BIZARRE
Adolescent, le vagabondage entre la maison de famille et le lycée m’encourageait à faire l’expérience des lieux bizarres, des moulures sur les pavillons 1900 ou des terrains vagues aux herbes hautes masquant en partie l’Église orthodoxe russe. Non loin, en vitrine d’une papeterie, la couverture d’un ouvrage consacré à la clé des songes m’ouvrait des portes inconnues. C’était bien avant les images de trous noirs dans le cosmos. Mon programme n’était déjà plus celui enseigné aux futurs bacheliers.
Rendu célèbre par le film de Marcel Carné Drôle de drame et prononcé par la voix inimitable de Louis Jouvet, l’adjectif bizarre a été galvaudé bien souvent depuis. Il convient de revenir à l’acception espagnole suivant laquelle « bizarro » qualifie celui qui montre du courage, de la bravoure. Ils n’ont certes pas manqué de courage les écrivains, illustrateurs et cinéastes ayant imaginé ou restitué les irrégularités de notre univers mental.
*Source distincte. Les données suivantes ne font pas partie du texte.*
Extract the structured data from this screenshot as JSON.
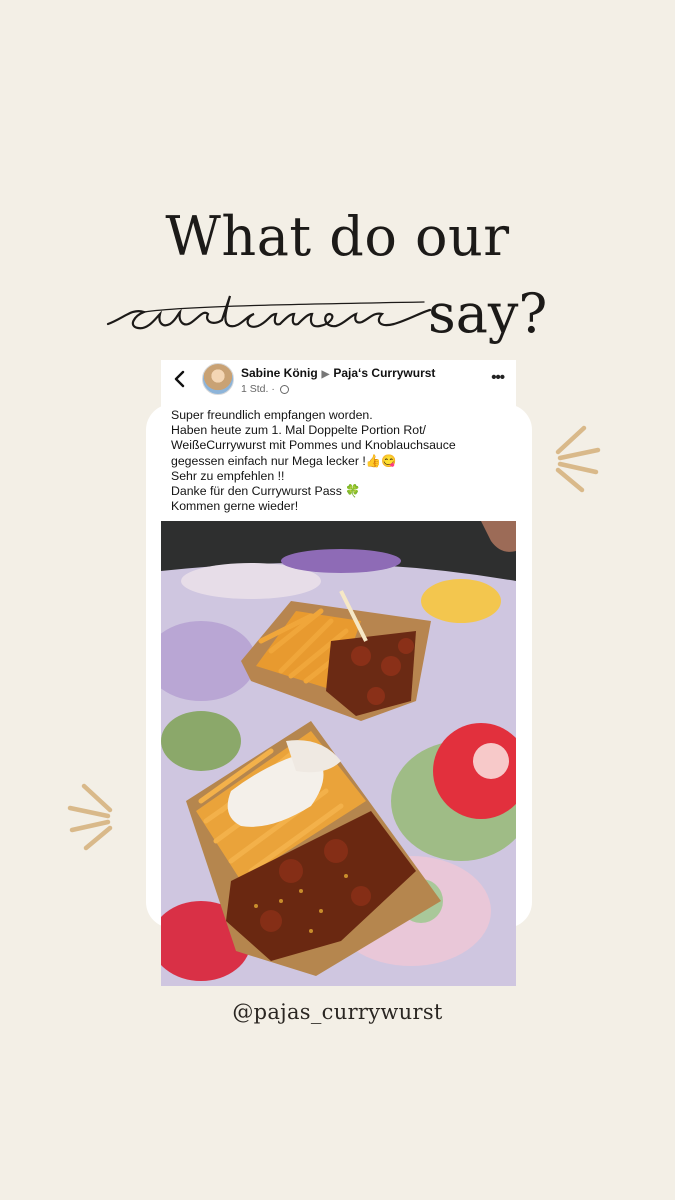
{
  "headline": {
    "line1": "What do our",
    "line2_script": "customers",
    "line2_end": "say?"
  },
  "post": {
    "author": "Sabine König",
    "page_name": "Paja‘s Currywurst",
    "time": "1 Std.",
    "separator": "·",
    "lines": [
      "Super freundlich empfangen worden.",
      "Haben heute zum 1. Mal Doppelte Portion Rot/",
      "WeißeCurrywurst mit Pommes und Knoblauchsauce",
      "gegessen einfach nur Mega lecker !👍😋",
      "Sehr zu empfehlen !!",
      "Danke für den Currywurst Pass 🍀",
      "Kommen gerne wieder!"
    ]
  },
  "icons": {
    "back": "chevron-left-icon",
    "more": "more-horizontal-icon",
    "privacy": "globe-icon"
  },
  "handle": "@pajas_currywurst",
  "colors": {
    "background": "#f3efe6",
    "accent_burst": "#d9b98a",
    "text_dark": "#1c1a18"
  }
}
Reprise en 1955 par l’éditeur Jean-Jacques Pauvert, la revue Bizarre laissa dans les consciences des irréguliers de la vie que nous étions, nés pendant le plan Marshall, des traces durables dans le cerveau tout entier. Les gags dessinés, les jeux d’esprit, les palindromes, l’imagination de criminels raffinés, les récits de Surréalistes, les dessins de métamorphoses, une session de rattrapage nous était proposée en ces années 70 où tout ce qui pouvait encore servir la Révolution d’octobre était bon à prendre.
En 1955, le photographe Guy Bourdin mettait en scène des créatures de la mode aux abords des crochets de boucherie encore garnis de lapins dépecés ou de têtes de veaux, images que la revue Vogue venait de publier. Les faits divers incongrus faisaient l’objet d’une édition à succès en plusieurs volumes dans la collection « l’air du temps » chez Gallimard, tandis qu’un recueil de nouvelles de l’humoriste Roald Dahl paraissait sous le titre Bizarre ! Bizarre ! Plus la guerre froide menaçait, plus l’esthétique contraire au bon goût se manifestait.